Congratulations! Management has approved the product plan. It’s time for engineering to start designing. First up – arrange the hierarchy of subassemblies on the yet to be born product’s family tree.
Traditionally a capital equipment company’s engineering team will determine a product’s structure based on how they intend to design it. When the design phase is finished, they’ll release it to the company’s MRP system so that systems and spare parts can be quoted, built and shipped to customers.
But should your product structure just be a consequence of design strategy?
If it is, you’re missing an opportunity to maximize this future product’s commercial success. You need to engage Marketing, Manufacturing, and Service. They can help define a structure that aligns with how the product will be sold, built, and serviced. This sets you up for:
- Better pricing
- Lower product costs
- Shorter manufacturing cycle times
- Lower inventory levels
- Lower service costs
Here’s each function’s role in making it happen.
Marketing can help the company achieve value-based pricing by using the product’s family tree to tailor the offering to target market sub-segments.
Software and automobile makers are very visible practitioners of this strategy. Just take a look at all the flavors of Intuit’s Quicken or Toyota’s Camry . These are great examples of core products with a variety of configurations designed to target sub-segments of financial software and family sedan buyers.
These targeted offerings are only possible because the products were structured early in the design process to support them.
Capital equipment makers should take the same approach. Configurations with rifle-like customer targeting can hit the customers’ key value drivers. At the same time, these configurations can be stripped of features not valued by the target customer. That’s a formula for better pricing and lower costs.
Manufacturing needs to ensure that the product structure is designed to support how they intend to buy and build the product’s subsystems and components.
For example, if the intention is to outsource a large subassembly with the exception of a single proprietary part, that single part must be structured separate from the rest of the assembly.
In addition to defining product structure to support how materials will be purchased, it also has to be structured to align with assembly and manufacturing test plans.
When manufacturing defines their requirements for product structure up front, the result is shorter production cycle times and lower product costs.
Last but not least, service must contribute to product structure definition.
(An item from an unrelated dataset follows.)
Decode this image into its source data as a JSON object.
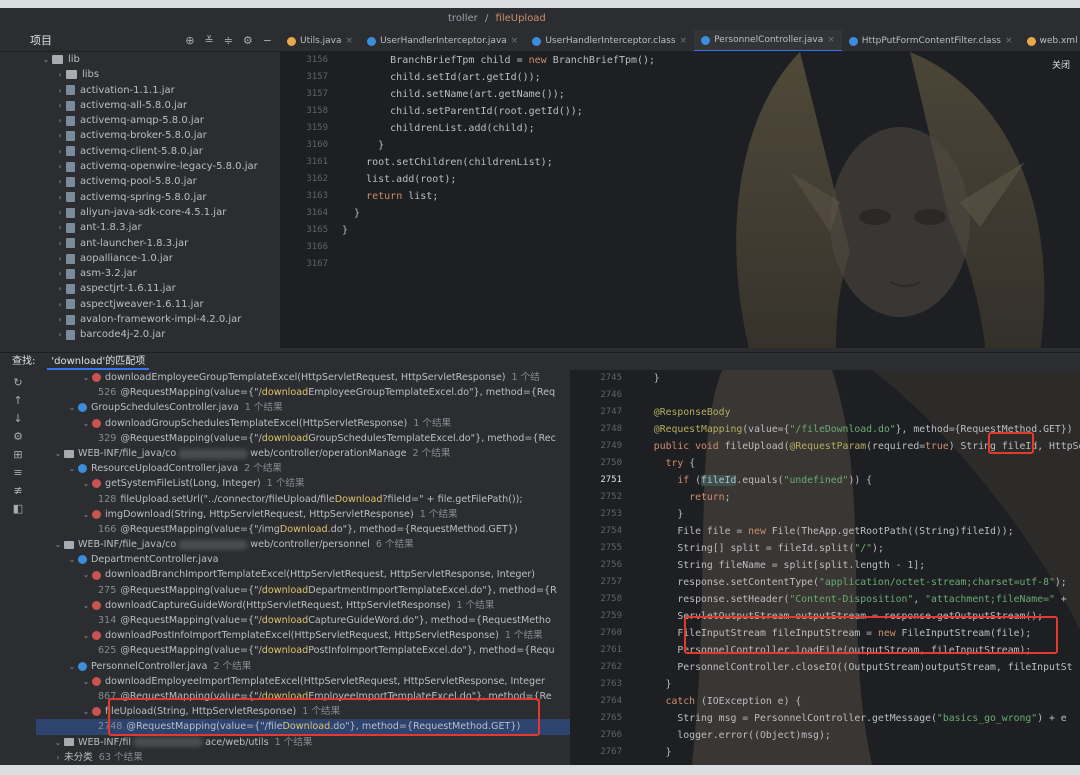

Fundamentally they need to define a product structure that supports their Field Replaceable Unit (FRU) strategy.
Service needs to determine the circumstances under which the product should be repaired at the component, subassembly and module levels. The product structure must then be defined to support this.
For example, suppose there’s an instance where the FRU is a printed circuit board (PCB). However that PCB is part of a purchased assembly. That PCB must also be structured as a separate, orderable item. Otherwise when the part fails in the field, you’ll have to order the entire assembly when all that you want is the PCB.
Getting service’s FRU strategy baked into the product structure will keep both service costs and spare parts inventory in check.
So if you want to pluck profit from product structure, don’t just leave its definition in engineering hands. Instead have engineering work with marketing, manufacturing, and service to define the product structure that will maximize the product’s commercial success.